NEW YORK, Mar. 12, 2001 (LSN.ca) – Today’s Parent, a popular magazine not known for conservative views recently published an article extolling the benefits of big families, written by Dorothy Nixon, mother of two children born two-and-a-half years apart. Nixon relates, “I though it would be easy, relatively speaking, raising just two kids, a comfortable two years apart. But now, . maybe Mother Nature, who equipped me to have many more children that that, has had the last laugh.”
Reflecting on her brother-in-law who raised seven boys, she says, “I’m beginning to think having small families, period, is highly impractical. A large family is like a complex organism, designed by nature to produce human beings who are responsible and cooperative, not to mention good at negotiating, alliance building and protecting themselves. Large families produce children for the real world, children with survival skills.”

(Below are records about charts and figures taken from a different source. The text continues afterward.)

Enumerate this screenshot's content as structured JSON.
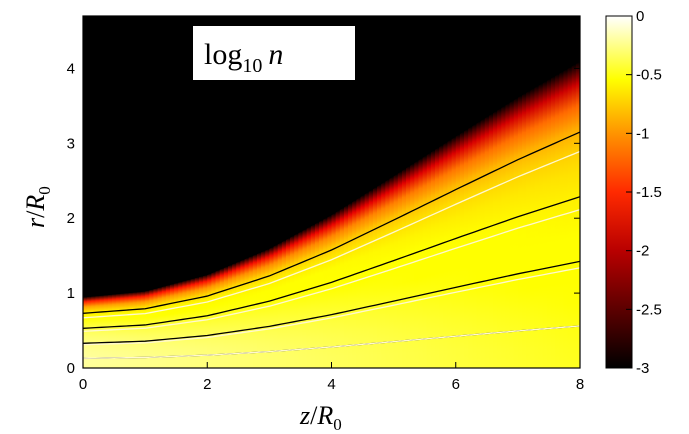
{
  "chart_data": {
    "type": "heatmap",
    "title": "log10 n",
    "title_parts": {
      "main": "log",
      "sub": "10",
      "var": "n"
    },
    "xlabel": "z/R0",
    "xlabel_parts": {
      "num": "z",
      "den": "R",
      "den_sub": "0"
    },
    "ylabel": "r/R0",
    "ylabel_parts": {
      "num": "r",
      "den": "R",
      "den_sub": "0"
    },
    "xlim": [
      0,
      8
    ],
    "ylim": [
      0,
      4.7
    ],
    "x_ticks": [
      0,
      2,
      4,
      6,
      8
    ],
    "x_tick_labels": [
      "0",
      "2",
      "4",
      "6",
      "8"
    ],
    "y_ticks": [
      0,
      1,
      2,
      3,
      4
    ],
    "y_tick_labels": [
      "0",
      "1",
      "2",
      "3",
      "4"
    ],
    "colorbar": {
      "range": [
        -3,
        0
      ],
      "ticks": [
        0,
        -0.5,
        -1,
        -1.5,
        -2,
        -2.5,
        -3
      ],
      "tick_labels": [
        "0",
        "-0.5",
        "-1",
        "-1.5",
        "-2",
        "-2.5",
        "-3"
      ],
      "colormap": "hot"
    },
    "boundary": {
      "description": "plasma boundary r(z); zero density above",
      "z": [
        0,
        1,
        2,
        3,
        4,
        5,
        6,
        7,
        8
      ],
      "r": [
        0.95,
        1.03,
        1.25,
        1.6,
        2.05,
        2.57,
        3.1,
        3.62,
        4.1
      ]
    },
    "black_lines_r0": [
      0.13,
      0.33,
      0.53,
      0.73
    ],
    "white_lines_r0": [
      0.13,
      0.31,
      0.49,
      0.67
    ],
    "grid": false,
    "colors": {
      "background": "#000000",
      "black_lines": "#000000",
      "white_lines": "#fff8d0"
    }
  }
}
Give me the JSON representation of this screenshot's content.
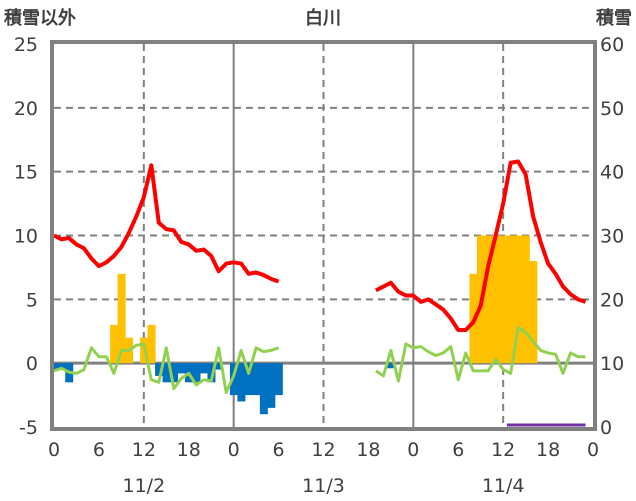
{
  "chart_data": {
    "type": "bar+line",
    "title": "白川",
    "ylabel_left": "積雪以外",
    "ylabel_right": "積雪",
    "ylim_left": [
      -5,
      25
    ],
    "ylim_right": [
      0,
      60
    ],
    "yticks_left": [
      "25",
      "20",
      "15",
      "10",
      "5",
      "0",
      "-5"
    ],
    "yticks_right": [
      "60",
      "50",
      "40",
      "30",
      "20",
      "10",
      "0"
    ],
    "xlim_hours": [
      0,
      72
    ],
    "xticks": [
      "0",
      "6",
      "12",
      "18",
      "0",
      "6",
      "12",
      "18",
      "0",
      "6",
      "12",
      "18",
      "0"
    ],
    "dates": [
      "11/2",
      "11/3",
      "11/4"
    ],
    "grid": true,
    "colors": {
      "positive_bar": "#FFC000",
      "negative_bar": "#0070C0",
      "red_line": "#FF0000",
      "green_line": "#92D050",
      "purple_line": "#7030A0",
      "axis": "#808080"
    },
    "bars_positive": {
      "hours": [
        8,
        9,
        10,
        12,
        13,
        56,
        57,
        58,
        59,
        60,
        61,
        62,
        63,
        64
      ],
      "values": [
        3,
        7,
        2,
        2,
        3,
        7,
        10,
        10,
        10,
        10,
        10,
        10,
        10,
        8
      ]
    },
    "bars_negative": {
      "hours": [
        0,
        1,
        2,
        14,
        15,
        16,
        17,
        18,
        19,
        20,
        21,
        22,
        24,
        25,
        26,
        27,
        28,
        29,
        30,
        45
      ],
      "values": [
        -0.5,
        -0.5,
        -1.5,
        -1,
        -1.5,
        -1.5,
        -0.8,
        -1.5,
        -1.5,
        -0.8,
        -1.5,
        -0.5,
        -2.5,
        -3,
        -2.5,
        -2.5,
        -4,
        -3.5,
        -2.5,
        -0.4
      ]
    },
    "red_line": {
      "segments": [
        {
          "start": 0,
          "values": [
            10,
            9.7,
            9.8,
            9.3,
            9.0,
            8.2,
            7.6,
            7.9,
            8.4,
            9.1,
            10.2,
            11.5,
            13,
            15.5,
            11,
            10.5,
            10.4,
            9.5,
            9.3,
            8.8,
            8.9,
            8.4,
            7.2,
            7.8,
            7.9,
            7.8,
            7.0,
            7.1,
            6.9,
            6.6,
            6.4
          ]
        },
        {
          "start": 43,
          "values": [
            5.7,
            6.0,
            6.3,
            5.6,
            5.3,
            5.3,
            4.8,
            5.0,
            4.6,
            4.2,
            3.5,
            2.6,
            2.6,
            3.2,
            4.5,
            7.6,
            10,
            12.5,
            15.7,
            15.8,
            14.8,
            11.5,
            9.5,
            7.8,
            7,
            6,
            5.4,
            5.0,
            4.8
          ]
        }
      ]
    },
    "green_line": {
      "segments": [
        {
          "start": 0,
          "values": [
            -0.6,
            -0.4,
            -0.7,
            -0.8,
            -0.5,
            1.2,
            0.5,
            0.5,
            -0.8,
            1.0,
            1.0,
            1.4,
            1.5,
            -1.3,
            -1.5,
            1.2,
            -2.0,
            -1.2,
            -0.8,
            -1.7,
            -1.3,
            -1.4,
            1.2,
            -2.3,
            -1.0,
            1.0,
            -0.8,
            1.2,
            0.9,
            1.0,
            1.2
          ]
        },
        {
          "start": 43,
          "values": [
            -0.6,
            -1.0,
            1.0,
            -1.4,
            1.5,
            1.2,
            1.3,
            0.9,
            0.6,
            0.8,
            1.3,
            -1.3,
            0.8,
            -0.6,
            -0.6,
            -0.6,
            0.3,
            -0.5,
            -0.8,
            2.8,
            2.4,
            1.7,
            1.0,
            0.8,
            0.7,
            -0.8,
            0.8,
            0.5,
            0.5
          ]
        }
      ]
    },
    "purple_line_right_axis": {
      "start": 60.5,
      "end": 71,
      "value": 0
    }
  }
}
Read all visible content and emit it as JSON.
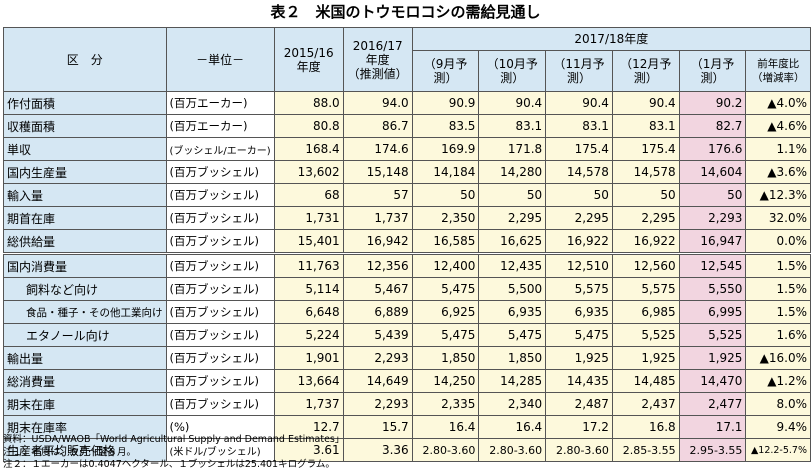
{
  "title": "表２　米国のトウモロコシの需給見通し",
  "header": {
    "category": "区　分",
    "unit": "－単位－",
    "col_2015": "2015/16\n年度",
    "col_2016": "2016/17\n年度\n（推測値）",
    "col_2017": "2017/18年度",
    "sub": [
      "（9月予測）",
      "（10月予測）",
      "（11月予測）",
      "（12月予測）",
      "（1月予測）",
      "前年度比\n（増減率）"
    ]
  },
  "rows": [
    {
      "item": "作付面積",
      "unit": "(百万エーカー)",
      "v": [
        "88.0",
        "94.0",
        "90.9",
        "90.4",
        "90.4",
        "90.4",
        "90.2",
        "▲4.0%"
      ]
    },
    {
      "item": "収穫面積",
      "unit": "(百万エーカー)",
      "v": [
        "80.8",
        "86.7",
        "83.5",
        "83.1",
        "83.1",
        "83.1",
        "82.7",
        "▲4.6%"
      ]
    },
    {
      "item": "単収",
      "unit": "(ブッシェル/エーカー)",
      "v": [
        "168.4",
        "174.6",
        "169.9",
        "171.8",
        "175.4",
        "175.4",
        "176.6",
        "1.1%"
      ]
    },
    {
      "item": "国内生産量",
      "unit": "(百万ブッシェル)",
      "v": [
        "13,602",
        "15,148",
        "14,184",
        "14,280",
        "14,578",
        "14,578",
        "14,604",
        "▲3.6%"
      ]
    },
    {
      "item": "輸入量",
      "unit": "(百万ブッシェル)",
      "v": [
        "68",
        "57",
        "50",
        "50",
        "50",
        "50",
        "50",
        "▲12.3%"
      ]
    },
    {
      "item": "期首在庫",
      "unit": "(百万ブッシェル)",
      "v": [
        "1,731",
        "1,737",
        "2,350",
        "2,295",
        "2,295",
        "2,295",
        "2,293",
        "32.0%"
      ]
    },
    {
      "item": "総供給量",
      "unit": "(百万ブッシェル)",
      "v": [
        "15,401",
        "16,942",
        "16,585",
        "16,625",
        "16,922",
        "16,922",
        "16,947",
        "0.0%"
      ]
    },
    {
      "item": "国内消費量",
      "unit": "(百万ブッシェル)",
      "v": [
        "11,763",
        "12,356",
        "12,400",
        "12,435",
        "12,510",
        "12,560",
        "12,545",
        "1.5%"
      ]
    },
    {
      "item": "飼料など向け",
      "unit": "(百万ブッシェル)",
      "v": [
        "5,114",
        "5,467",
        "5,475",
        "5,500",
        "5,575",
        "5,575",
        "5,550",
        "1.5%"
      ]
    },
    {
      "item": "食品・種子・その他工業向け",
      "unit": "(百万ブッシェル)",
      "v": [
        "6,648",
        "6,889",
        "6,925",
        "6,935",
        "6,935",
        "6,985",
        "6,995",
        "1.5%"
      ]
    },
    {
      "item": "エタノール向け",
      "unit": "(百万ブッシェル)",
      "v": [
        "5,224",
        "5,439",
        "5,475",
        "5,475",
        "5,475",
        "5,525",
        "5,525",
        "1.6%"
      ]
    },
    {
      "item": "輸出量",
      "unit": "(百万ブッシェル)",
      "v": [
        "1,901",
        "2,293",
        "1,850",
        "1,850",
        "1,925",
        "1,925",
        "1,925",
        "▲16.0%"
      ]
    },
    {
      "item": "総消費量",
      "unit": "(百万ブッシェル)",
      "v": [
        "13,664",
        "14,649",
        "14,250",
        "14,285",
        "14,435",
        "14,485",
        "14,470",
        "▲1.2%"
      ]
    },
    {
      "item": "期末在庫",
      "unit": "(百万ブッシェル)",
      "v": [
        "1,737",
        "2,293",
        "2,335",
        "2,340",
        "2,487",
        "2,437",
        "2,477",
        "8.0%"
      ]
    },
    {
      "item": "期末在庫率",
      "unit": "(%)",
      "v": [
        "12.7",
        "15.7",
        "16.4",
        "16.4",
        "17.2",
        "16.8",
        "17.1",
        "9.4%"
      ]
    },
    {
      "item": "生産者平均販売価格",
      "unit": "(米ドル/ブッシェル)",
      "v": [
        "3.61",
        "3.36",
        "2.80-3.60",
        "2.80-3.60",
        "2.80-3.60",
        "2.85-3.55",
        "2.95-3.55",
        "▲12.2-5.7%"
      ]
    }
  ],
  "notes": [
    "資料：USDA/WAOB「World Agricultural Supply and Demand Estimates」",
    "注１：年度は、９月～翌８月。",
    "注２：１エーカーは0.4047ヘクタール、１ブッシェルは25.401キログラム。"
  ]
}
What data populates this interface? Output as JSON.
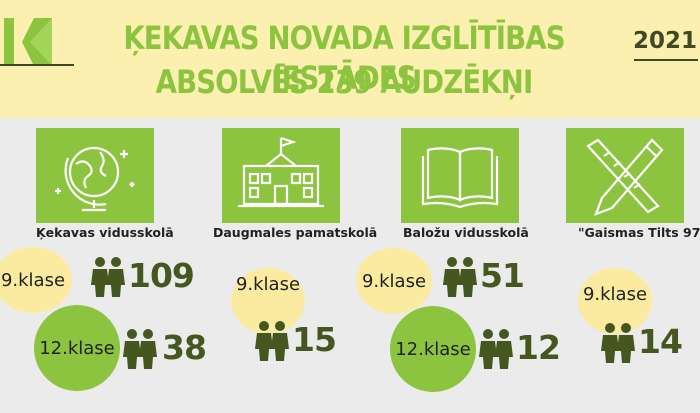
{
  "header": {
    "title_line1": "ĶEKAVAS NOVADA IZGLĪTĪBAS IESTĀDES",
    "title_line2": "ABSOLVĒS 239 AUDZĒKŅI",
    "year": "2021"
  },
  "colors": {
    "accent": "#8dc43f",
    "dark": "#45561f",
    "band": "#fcf0b0",
    "bubble_yellow": "#fbeba1"
  },
  "schools": [
    {
      "name": "Ķekavas vidusskolā",
      "icon": "globe-icon",
      "grade9_label": "9.klase",
      "grade9_count": "109",
      "grade12_label": "12.klase",
      "grade12_count": "38"
    },
    {
      "name": "Daugmales pamatskolā",
      "icon": "school-building-icon",
      "grade9_label": "9.klase",
      "grade9_count": "15"
    },
    {
      "name": "Baložu vidusskolā",
      "icon": "book-icon",
      "grade9_label": "9.klase",
      "grade9_count": "51",
      "grade12_label": "12.klase",
      "grade12_count": "12"
    },
    {
      "name": "\"Gaismas Tilts 97\"",
      "icon": "pencil-ruler-icon",
      "grade9_label": "9.klase",
      "grade9_count": "14"
    }
  ]
}
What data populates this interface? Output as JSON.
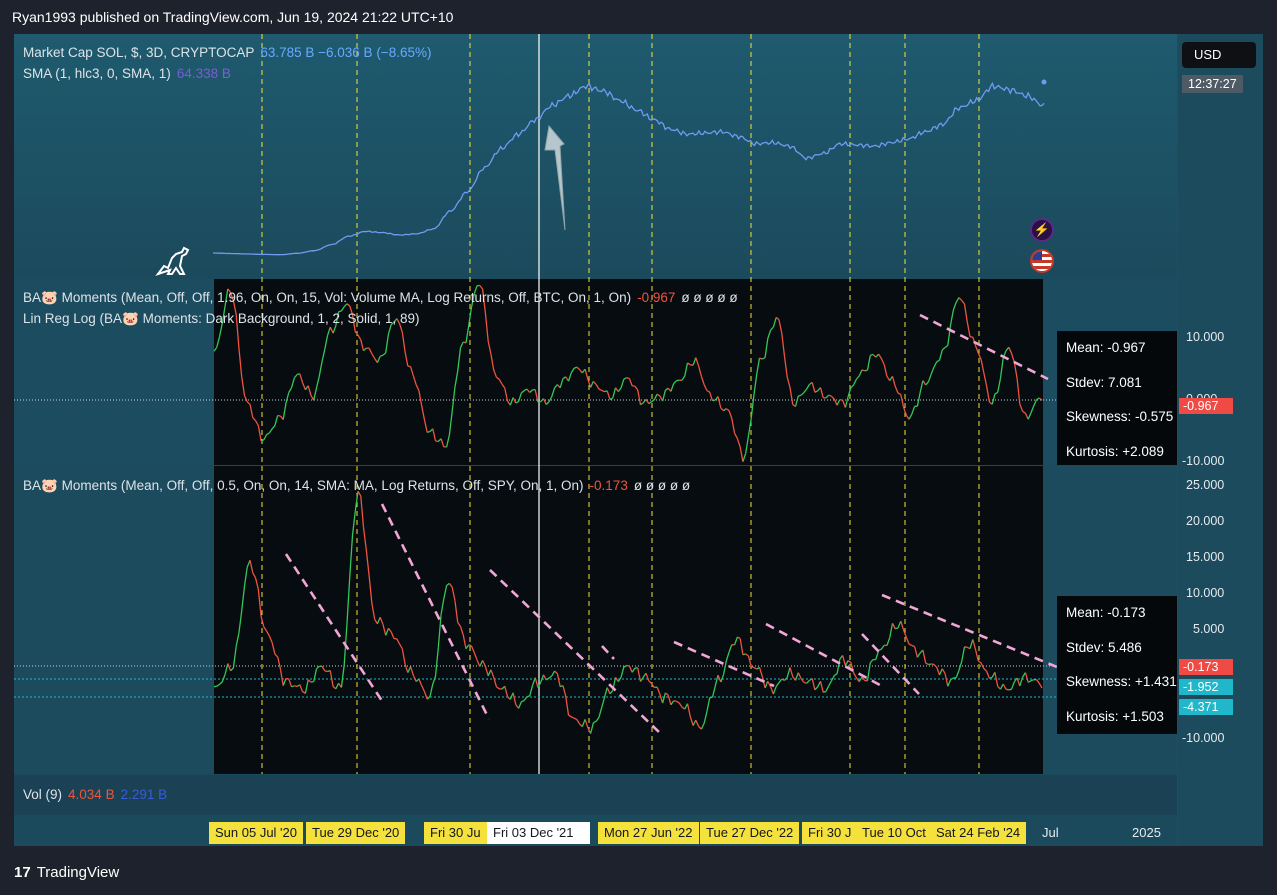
{
  "header": {
    "published": "Ryan1993 published on TradingView.com, Jun 19, 2024 21:22 UTC+10"
  },
  "footer": {
    "brand": "TradingView"
  },
  "price_scale": {
    "currency": "USD",
    "countdown": "12:37:27"
  },
  "colors": {
    "main_line": "#6f9bf0",
    "up": "#34c759",
    "down": "#f0533e",
    "dashed_vertical": "#f5e13c",
    "trendline": "#f2a6d6",
    "cursor": "#ffffff"
  },
  "pane1": {
    "legend_main_name": "Market Cap SOL, $, 3D, CRYPTOCAP",
    "legend_main_values": "63.785 B  −6.036 B (−8.65%)",
    "legend_sma_name": "SMA (1, hlc3, 0, SMA, 1)",
    "legend_sma_value": "64.338 B"
  },
  "pane2": {
    "legend1_name": "BA🐷 Moments (Mean, Off, Off, 1.96, On, On, 15, Vol: Volume MA, Log Returns, Off, BTC, On, 1, On)",
    "legend1_value": "-0.967",
    "legend1_extra": "ø ø ø ø ø",
    "legend2_name": "Lin Reg Log (BA🐷 Moments: Dark Background, 1, 2, Solid, 1, 89)",
    "stats": {
      "mean": "Mean: -0.967",
      "stdev": "Stdev: 7.081",
      "skewness": "Skewness: -0.575",
      "kurtosis": "Kurtosis: +2.089"
    },
    "ticks": [
      "10.000",
      "0.000",
      "-10.000"
    ],
    "last_tag": "-0.967"
  },
  "pane3": {
    "legend_name": "BA🐷 Moments (Mean, Off, Off, 0.5, On, On, 14, SMA: MA, Log Returns, Off, SPY, On, 1, On)",
    "legend_value": "-0.173",
    "legend_extra": "ø ø ø ø ø",
    "stats": {
      "mean": "Mean: -0.173",
      "stdev": "Stdev: 5.486",
      "skewness": "Skewness: +1.431",
      "kurtosis": "Kurtosis: +1.503"
    },
    "ticks": [
      "25.000",
      "20.000",
      "15.000",
      "10.000",
      "5.000",
      "-10.000"
    ],
    "tags": [
      "-0.173",
      "-1.952",
      "-4.371"
    ]
  },
  "pane4": {
    "legend_name": "Vol (9)",
    "value1": "4.034 B",
    "value2": "2.291 B"
  },
  "xaxis": {
    "labels": [
      "Sun 05 Jul '20",
      "Tue 29 Dec '20",
      "Fri 30 Ju",
      "Fri 03 Dec '21",
      "Mon 27 Jun '22",
      "Tue 27 Dec '22",
      "Fri 30 J",
      "Tue 10 Oct",
      "Sat 24 Feb '24"
    ],
    "extra_labels": [
      "Jul",
      "2025"
    ]
  },
  "chart_data": [
    {
      "type": "line",
      "title": "Market Cap SOL, $, 3D, CRYPTOCAP",
      "series": [
        {
          "name": "Market Cap SOL",
          "values": [
            2.5,
            2.3,
            2.1,
            1.9,
            1.8,
            2.4,
            3.5,
            6.0,
            9.5,
            11.5,
            11.0,
            10.0,
            10.5,
            12.5,
            20.0,
            28.0,
            38.0,
            46.0,
            52.0,
            58.0,
            64.0,
            68.0,
            72.0,
            70.0,
            66.0,
            62.0,
            58.0,
            54.0,
            52.0,
            52.5,
            53.0,
            51.0,
            48.0,
            48.5,
            47.0,
            42.0,
            44.0,
            48.0,
            47.5,
            47.0,
            48.5,
            50.0,
            53.0,
            56.0,
            63.0,
            66.0,
            72.0,
            70.5,
            68.0,
            63.8
          ]
        }
      ],
      "note_units": "B USD"
    },
    {
      "type": "line",
      "title": "BA🐷 Moments (BTC)",
      "series": [
        {
          "name": "BA🐷 Moments",
          "values": [
            5.0,
            14.0,
            -2.0,
            -7.0,
            -4.0,
            2.0,
            -1.0,
            8.0,
            12.0,
            6.0,
            4.0,
            10.0,
            2.0,
            -6.0,
            -8.0,
            6.0,
            15.0,
            2.0,
            -2.0,
            0.0,
            -2.0,
            1.0,
            3.0,
            0.5,
            -1.0,
            1.5,
            -2.0,
            -1.0,
            1.0,
            4.0,
            -1.0,
            -3.0,
            -9.5,
            4.0,
            10.0,
            -2.0,
            0.5,
            -1.0,
            -2.0,
            2.0,
            5.0,
            1.0,
            -4.0,
            1.0,
            5.0,
            13.0,
            6.0,
            -2.0,
            6.0,
            -4.0,
            -0.967
          ]
        }
      ],
      "ylim": [
        -10,
        15
      ]
    },
    {
      "type": "line",
      "title": "BA🐷 Moments (SPY)",
      "series": [
        {
          "name": "BA🐷 Moments",
          "values": [
            -1.0,
            2.0,
            15.5,
            6.0,
            0.0,
            -1.0,
            2.0,
            -1.0,
            24.5,
            8.0,
            6.0,
            1.0,
            -2.0,
            13.0,
            5.0,
            2.0,
            -1.0,
            -3.0,
            0.0,
            1.0,
            -5.0,
            -6.0,
            -1.0,
            2.0,
            0.5,
            -2.0,
            -3.0,
            -6.0,
            0.0,
            5.5,
            2.0,
            -1.0,
            1.0,
            0.0,
            -1.0,
            3.0,
            0.0,
            4.0,
            7.5,
            4.0,
            2.0,
            0.0,
            5.0,
            1.0,
            -1.0,
            0.5,
            -0.173
          ]
        }
      ],
      "ylim": [
        -12,
        27
      ]
    }
  ]
}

Beyond benefits for children, Nixon writes that parents of large families benefit having siblings entertain one another. While her brother-in-law’s children play outside for hours together Nixon relates her children refuse to go out saying, “There’s no one to play with outside!” Nixon writes, “True, with all these small families and huge houses with home theaters and cable modems, no one plays outside any more.” Parents also benefit from large families by way of experience, writes Nixon. “The problem is, with just two kids there’s no real opportunity to learn from experience. The minute you’ve figured out one phase of the game, you are on to the next.”